Henry works as a Senior Data Scientist and reports directly to the Chief Research Officer at the Advertising Research Foundation.
Henry enjoys international travel. He speaks English, Japanese, and Mandarin Chinese.
This project is an attempt to replicate a paper that used convolutional neural networks to replicate the performance of baboons in a lexical decision task. This was used as an example during a "Deep Learning 101" presentation. The talk introduced deep learning in TensorFlow to professors and graduate students in the Neurobiology of Language program at the University of Connecticut.
These models are use to determine the number of strokes in Japanese kanji.
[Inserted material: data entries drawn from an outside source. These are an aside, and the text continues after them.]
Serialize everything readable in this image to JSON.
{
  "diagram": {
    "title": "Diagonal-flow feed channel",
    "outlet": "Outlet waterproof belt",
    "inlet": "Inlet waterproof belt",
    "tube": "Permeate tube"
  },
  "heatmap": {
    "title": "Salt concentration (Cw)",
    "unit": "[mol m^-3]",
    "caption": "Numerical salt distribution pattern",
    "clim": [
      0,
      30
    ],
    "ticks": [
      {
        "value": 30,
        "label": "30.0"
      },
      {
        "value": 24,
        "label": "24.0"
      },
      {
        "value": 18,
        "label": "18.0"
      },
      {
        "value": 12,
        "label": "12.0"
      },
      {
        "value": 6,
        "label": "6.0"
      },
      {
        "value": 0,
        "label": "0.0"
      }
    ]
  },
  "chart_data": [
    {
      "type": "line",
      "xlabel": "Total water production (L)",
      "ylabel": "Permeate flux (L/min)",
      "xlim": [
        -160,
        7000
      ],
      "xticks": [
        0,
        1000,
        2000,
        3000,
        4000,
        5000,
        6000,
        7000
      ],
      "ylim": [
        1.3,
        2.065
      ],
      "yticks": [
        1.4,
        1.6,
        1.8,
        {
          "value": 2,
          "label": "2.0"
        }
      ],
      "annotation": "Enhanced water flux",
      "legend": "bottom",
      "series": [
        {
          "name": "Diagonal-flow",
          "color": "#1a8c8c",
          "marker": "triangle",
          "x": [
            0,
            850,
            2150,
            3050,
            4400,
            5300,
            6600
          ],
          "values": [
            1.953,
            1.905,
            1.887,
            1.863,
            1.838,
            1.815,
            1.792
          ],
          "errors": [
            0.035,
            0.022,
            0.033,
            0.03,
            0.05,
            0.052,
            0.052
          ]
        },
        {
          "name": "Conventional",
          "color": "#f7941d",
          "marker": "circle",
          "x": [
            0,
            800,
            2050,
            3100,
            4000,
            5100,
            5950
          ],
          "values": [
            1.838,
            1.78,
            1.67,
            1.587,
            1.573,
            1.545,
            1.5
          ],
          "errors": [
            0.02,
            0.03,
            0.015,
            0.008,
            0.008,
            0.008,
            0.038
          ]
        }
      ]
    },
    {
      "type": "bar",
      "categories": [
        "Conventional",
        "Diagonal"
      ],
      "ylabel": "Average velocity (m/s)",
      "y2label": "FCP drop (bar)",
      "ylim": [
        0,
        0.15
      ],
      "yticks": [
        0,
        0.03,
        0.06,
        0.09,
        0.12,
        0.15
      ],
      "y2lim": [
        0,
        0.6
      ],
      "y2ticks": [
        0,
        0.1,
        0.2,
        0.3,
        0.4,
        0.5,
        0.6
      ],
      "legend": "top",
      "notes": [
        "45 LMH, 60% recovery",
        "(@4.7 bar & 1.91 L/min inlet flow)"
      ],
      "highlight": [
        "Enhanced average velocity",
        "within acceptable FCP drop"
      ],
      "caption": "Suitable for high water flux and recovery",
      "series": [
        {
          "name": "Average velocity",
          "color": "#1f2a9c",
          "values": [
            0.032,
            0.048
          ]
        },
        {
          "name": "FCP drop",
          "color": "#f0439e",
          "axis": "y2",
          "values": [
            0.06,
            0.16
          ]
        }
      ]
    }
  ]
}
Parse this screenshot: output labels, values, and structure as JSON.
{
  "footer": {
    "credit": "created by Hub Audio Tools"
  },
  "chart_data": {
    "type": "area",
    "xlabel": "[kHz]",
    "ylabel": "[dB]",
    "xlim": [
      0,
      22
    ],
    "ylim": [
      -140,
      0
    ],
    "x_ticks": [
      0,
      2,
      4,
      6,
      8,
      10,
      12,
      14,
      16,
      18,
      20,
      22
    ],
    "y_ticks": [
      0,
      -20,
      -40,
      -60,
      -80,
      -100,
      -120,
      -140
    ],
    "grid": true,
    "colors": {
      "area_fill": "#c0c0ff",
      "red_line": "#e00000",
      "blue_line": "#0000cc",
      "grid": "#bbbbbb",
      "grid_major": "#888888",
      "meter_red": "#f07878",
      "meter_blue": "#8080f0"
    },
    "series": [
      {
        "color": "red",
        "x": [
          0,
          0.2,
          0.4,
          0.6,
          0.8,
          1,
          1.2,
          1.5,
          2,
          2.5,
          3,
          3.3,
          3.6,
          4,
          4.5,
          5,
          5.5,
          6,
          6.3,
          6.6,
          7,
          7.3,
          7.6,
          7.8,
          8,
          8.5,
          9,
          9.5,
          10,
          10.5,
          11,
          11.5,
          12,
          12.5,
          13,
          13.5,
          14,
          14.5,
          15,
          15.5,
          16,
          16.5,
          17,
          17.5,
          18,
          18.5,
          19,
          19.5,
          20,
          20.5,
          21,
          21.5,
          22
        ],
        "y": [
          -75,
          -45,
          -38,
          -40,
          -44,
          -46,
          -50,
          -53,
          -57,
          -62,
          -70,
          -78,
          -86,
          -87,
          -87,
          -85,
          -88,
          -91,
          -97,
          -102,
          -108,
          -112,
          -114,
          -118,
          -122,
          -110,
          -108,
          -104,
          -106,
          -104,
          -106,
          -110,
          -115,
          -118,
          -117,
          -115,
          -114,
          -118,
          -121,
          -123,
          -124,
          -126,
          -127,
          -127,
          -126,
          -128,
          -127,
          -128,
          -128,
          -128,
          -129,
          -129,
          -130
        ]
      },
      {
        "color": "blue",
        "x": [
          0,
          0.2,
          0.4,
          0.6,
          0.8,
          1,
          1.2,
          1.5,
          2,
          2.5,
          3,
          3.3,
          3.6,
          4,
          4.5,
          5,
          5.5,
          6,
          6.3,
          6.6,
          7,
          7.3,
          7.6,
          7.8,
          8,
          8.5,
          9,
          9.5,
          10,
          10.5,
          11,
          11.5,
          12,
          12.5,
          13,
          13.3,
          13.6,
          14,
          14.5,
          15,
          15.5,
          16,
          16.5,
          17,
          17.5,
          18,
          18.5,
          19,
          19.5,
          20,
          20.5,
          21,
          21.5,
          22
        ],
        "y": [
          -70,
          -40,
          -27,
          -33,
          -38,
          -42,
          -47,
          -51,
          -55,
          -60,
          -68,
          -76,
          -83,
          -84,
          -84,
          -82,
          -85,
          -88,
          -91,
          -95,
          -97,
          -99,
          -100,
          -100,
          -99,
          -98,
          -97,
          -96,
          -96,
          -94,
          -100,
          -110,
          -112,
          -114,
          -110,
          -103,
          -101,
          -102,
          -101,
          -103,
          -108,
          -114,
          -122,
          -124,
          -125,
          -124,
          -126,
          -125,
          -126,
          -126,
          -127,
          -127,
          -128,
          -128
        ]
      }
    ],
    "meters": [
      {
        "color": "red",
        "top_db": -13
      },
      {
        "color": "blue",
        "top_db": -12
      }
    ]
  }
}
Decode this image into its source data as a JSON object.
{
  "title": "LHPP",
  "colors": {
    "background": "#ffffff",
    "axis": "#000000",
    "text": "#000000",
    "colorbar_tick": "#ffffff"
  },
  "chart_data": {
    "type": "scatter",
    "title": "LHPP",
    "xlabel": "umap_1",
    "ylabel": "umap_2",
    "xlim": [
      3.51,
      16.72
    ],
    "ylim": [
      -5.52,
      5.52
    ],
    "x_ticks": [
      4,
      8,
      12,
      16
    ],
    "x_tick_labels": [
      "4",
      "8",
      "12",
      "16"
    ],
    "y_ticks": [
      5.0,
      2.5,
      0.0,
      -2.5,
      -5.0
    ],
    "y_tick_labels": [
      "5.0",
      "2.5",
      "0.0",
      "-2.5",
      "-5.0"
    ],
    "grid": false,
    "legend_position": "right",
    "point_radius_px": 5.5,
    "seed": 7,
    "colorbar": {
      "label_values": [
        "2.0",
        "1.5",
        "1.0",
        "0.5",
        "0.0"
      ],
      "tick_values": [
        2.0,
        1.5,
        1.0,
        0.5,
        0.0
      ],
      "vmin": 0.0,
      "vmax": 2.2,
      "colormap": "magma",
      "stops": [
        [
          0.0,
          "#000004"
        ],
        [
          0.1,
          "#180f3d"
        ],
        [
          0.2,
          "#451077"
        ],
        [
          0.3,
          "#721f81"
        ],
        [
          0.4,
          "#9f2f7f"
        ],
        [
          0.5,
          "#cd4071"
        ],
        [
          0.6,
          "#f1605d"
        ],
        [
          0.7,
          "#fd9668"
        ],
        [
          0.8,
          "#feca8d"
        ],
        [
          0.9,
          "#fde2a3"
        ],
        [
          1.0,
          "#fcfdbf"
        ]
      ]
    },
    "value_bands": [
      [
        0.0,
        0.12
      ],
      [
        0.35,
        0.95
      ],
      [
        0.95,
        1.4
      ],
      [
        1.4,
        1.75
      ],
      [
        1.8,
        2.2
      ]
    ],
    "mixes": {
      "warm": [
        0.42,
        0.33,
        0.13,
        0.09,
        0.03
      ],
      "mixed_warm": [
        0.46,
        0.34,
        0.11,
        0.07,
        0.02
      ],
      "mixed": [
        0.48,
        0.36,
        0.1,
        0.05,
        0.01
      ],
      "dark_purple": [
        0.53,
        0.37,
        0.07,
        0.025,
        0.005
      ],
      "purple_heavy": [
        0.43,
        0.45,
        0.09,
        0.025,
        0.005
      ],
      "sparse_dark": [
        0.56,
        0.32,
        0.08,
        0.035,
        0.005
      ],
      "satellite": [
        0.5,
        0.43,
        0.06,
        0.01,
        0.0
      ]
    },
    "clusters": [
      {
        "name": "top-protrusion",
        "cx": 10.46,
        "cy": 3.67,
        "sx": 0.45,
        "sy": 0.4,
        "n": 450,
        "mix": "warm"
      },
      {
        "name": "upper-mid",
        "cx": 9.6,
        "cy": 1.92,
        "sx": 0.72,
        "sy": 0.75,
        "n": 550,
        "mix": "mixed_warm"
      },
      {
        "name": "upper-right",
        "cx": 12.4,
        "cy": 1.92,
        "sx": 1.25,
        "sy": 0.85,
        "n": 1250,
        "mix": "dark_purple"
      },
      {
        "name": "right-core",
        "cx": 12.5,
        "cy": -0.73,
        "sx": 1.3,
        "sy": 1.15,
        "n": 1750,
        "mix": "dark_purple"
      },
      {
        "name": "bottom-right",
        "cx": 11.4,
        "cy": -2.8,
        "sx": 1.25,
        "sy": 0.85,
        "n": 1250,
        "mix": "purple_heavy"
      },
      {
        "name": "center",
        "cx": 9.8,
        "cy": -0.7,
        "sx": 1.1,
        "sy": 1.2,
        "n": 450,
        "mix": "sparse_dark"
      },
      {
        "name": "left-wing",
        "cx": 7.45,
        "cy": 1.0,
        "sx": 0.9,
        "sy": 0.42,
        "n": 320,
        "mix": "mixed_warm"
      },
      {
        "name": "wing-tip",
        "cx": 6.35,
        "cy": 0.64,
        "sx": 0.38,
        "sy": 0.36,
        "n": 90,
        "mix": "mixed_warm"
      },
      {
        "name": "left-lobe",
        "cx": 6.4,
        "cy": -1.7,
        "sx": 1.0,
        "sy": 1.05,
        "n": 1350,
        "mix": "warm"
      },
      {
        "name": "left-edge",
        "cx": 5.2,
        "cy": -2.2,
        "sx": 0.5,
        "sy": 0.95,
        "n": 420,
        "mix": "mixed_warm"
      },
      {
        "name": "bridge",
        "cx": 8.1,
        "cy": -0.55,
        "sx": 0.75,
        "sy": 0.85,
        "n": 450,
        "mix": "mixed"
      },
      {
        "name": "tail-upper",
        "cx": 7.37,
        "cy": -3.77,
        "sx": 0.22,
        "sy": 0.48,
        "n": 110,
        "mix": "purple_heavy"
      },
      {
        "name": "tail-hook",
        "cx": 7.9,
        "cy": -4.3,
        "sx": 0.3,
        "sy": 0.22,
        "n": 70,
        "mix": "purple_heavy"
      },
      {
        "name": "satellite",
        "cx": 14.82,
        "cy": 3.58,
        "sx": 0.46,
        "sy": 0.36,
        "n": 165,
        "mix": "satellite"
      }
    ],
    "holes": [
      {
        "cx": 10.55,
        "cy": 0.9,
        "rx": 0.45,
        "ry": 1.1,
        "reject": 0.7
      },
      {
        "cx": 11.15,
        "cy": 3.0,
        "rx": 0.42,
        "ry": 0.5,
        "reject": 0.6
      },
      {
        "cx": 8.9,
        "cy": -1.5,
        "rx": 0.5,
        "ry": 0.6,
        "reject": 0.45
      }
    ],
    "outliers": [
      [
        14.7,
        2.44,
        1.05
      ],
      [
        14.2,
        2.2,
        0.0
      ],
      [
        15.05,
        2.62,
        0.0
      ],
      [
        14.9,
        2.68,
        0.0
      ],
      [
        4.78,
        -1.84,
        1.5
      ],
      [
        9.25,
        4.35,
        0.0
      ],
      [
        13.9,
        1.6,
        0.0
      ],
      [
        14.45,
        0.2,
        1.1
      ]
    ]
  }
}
The primary model consists of a convolutional neural network, but a second model uses only a feedforward network.
This purpose of this project was to determine interest in learning languages by scraping Twitter and generating visualizations with regards to Chinese, English, and Japanese. This project could be improved by increasing the amount of data collected to include a larger time period, as overlapping topics are likely influenced by what is trending.
This is currently a two-part series on the basics of data cleaning and visualization in R. It was prepared and presented for graduate students at the University of Connecticut Department of Psychology. Tutorial One explains some of the functions available in dplyr for cleaning data. Tutorial Two goes through some of the plotting available in ggplot2. Bad jokes come free of charge.